O comunicado afirma que estão em andamento os trabalhos para um pacote mais amplo de medidas de apoio às famílias e aos principais setores da economia, uma vez que, apesar do corte na taxa, o preço regulamentado da gasolina aumentará cerca de 15% em abril e o do diesel no atacado, 40%.
A taxa geral sobre combustíveis será reduzida em 3 rands em abril, passando a ser de 1,10 rand por litro para gasolina e 0,93 rand por litro para diesel.
O ministro das Finanças, Enoch Godongwana, disse a jornalistas que o governo monitoraria os desdobramentos no Oriente Médio e que, caso o conflito persista, poderia conceder algum alívio no imposto sobre combustíveis em maio e junho.
"Não acho que isso possa ser sustentado além de junho", disse ele.
Corte de impostos reflete medida de 2022 durante crise na Ucrânia
A África do Sul implementou medidas de auxílio semelhantes em 2022, após o início da guerra da Rússia na Ucrânia.
Essa redução de 1,5 rand por litro permaneceu em vigor por vários meses antes de ser diminuída e, posteriormente, retirada.
O Banco Central da África do Sul (link) alertou na reunião de política monetária da semana passada para os riscos inflacionários decorrentes do aumento dos preços dos combustíveis, afirmando que uma inflação de combustíveis superior a 18% era esperada no segundo trimestre.
O rand ZAR=D3, moeda sensível ao risco, caiu quase 7% em relação ao dólar desde que os EUA e Israel lançaram ataques contra o Irã no final de fevereiro, aumentando os riscos inflacionários.
EXPOSTO AO CHOQUE ENERGÉTICO GLOBAL
A África do Sul importa a maior parte de seus produtos petrolíferos, o que a torna altamente vulnerável às oscilações dos preços globais da energia.

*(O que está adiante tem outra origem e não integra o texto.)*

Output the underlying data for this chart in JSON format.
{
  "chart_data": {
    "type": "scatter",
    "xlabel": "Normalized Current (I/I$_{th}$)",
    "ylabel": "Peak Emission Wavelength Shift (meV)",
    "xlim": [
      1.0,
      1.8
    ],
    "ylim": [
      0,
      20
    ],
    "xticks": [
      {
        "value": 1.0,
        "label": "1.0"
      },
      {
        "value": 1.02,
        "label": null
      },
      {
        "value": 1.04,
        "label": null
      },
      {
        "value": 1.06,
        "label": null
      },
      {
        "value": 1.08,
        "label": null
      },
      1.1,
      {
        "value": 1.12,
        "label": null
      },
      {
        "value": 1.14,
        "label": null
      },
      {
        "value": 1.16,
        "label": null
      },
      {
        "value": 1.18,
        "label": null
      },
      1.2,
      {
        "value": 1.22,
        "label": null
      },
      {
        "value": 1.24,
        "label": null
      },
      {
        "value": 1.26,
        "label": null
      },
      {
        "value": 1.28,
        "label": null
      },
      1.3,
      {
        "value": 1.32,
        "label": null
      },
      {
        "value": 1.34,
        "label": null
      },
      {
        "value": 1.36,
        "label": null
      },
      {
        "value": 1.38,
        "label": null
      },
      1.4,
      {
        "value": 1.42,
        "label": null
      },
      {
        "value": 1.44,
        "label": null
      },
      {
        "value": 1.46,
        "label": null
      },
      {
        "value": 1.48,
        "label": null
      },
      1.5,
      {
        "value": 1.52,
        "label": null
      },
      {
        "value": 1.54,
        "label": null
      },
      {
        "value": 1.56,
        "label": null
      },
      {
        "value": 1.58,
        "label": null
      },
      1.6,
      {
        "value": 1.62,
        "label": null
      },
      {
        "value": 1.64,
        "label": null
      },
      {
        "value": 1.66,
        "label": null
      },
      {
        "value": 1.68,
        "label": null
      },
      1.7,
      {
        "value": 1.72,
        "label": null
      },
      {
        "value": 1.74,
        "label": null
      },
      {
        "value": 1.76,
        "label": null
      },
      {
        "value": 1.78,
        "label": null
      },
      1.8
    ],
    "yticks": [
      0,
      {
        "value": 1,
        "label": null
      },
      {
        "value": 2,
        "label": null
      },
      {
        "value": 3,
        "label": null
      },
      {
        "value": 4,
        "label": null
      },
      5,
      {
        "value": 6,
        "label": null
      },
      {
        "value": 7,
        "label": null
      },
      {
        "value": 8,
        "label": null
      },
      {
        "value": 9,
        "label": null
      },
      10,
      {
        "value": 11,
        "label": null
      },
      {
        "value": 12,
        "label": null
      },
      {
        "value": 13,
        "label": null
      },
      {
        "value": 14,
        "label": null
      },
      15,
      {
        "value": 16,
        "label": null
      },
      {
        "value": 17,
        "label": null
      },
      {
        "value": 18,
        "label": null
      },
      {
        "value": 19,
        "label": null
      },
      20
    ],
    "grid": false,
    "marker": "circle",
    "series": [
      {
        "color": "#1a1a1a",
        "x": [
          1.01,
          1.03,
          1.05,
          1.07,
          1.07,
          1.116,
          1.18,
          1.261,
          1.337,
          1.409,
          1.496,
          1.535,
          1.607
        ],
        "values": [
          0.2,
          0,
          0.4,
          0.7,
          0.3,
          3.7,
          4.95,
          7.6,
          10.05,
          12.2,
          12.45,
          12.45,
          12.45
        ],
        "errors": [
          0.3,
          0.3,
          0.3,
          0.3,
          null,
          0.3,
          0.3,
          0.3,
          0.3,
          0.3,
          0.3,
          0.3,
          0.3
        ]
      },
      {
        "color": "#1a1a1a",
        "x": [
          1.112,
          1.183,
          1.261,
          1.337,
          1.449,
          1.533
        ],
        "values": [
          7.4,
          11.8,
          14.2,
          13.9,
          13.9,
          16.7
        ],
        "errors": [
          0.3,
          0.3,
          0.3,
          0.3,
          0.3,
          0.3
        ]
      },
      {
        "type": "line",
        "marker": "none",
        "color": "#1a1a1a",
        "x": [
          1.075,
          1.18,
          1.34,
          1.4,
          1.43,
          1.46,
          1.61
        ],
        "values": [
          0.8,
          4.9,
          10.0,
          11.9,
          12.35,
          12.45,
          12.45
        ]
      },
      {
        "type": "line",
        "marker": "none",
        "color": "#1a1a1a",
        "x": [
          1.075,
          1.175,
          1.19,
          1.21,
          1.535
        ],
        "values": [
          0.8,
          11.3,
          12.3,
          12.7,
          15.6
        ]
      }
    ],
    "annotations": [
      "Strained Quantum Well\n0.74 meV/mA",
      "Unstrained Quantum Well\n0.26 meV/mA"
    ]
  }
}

A maior economia da África ajusta mensalmente os preços dos combustíveis usando uma fórmula que leva em consideração as variações nos preços globais do petróleo bruto, a taxa de câmbio e impostos locais, como o imposto sobre combustíveis.
As alterações de preço entram em vigor na primeira quarta-feira de cada mês.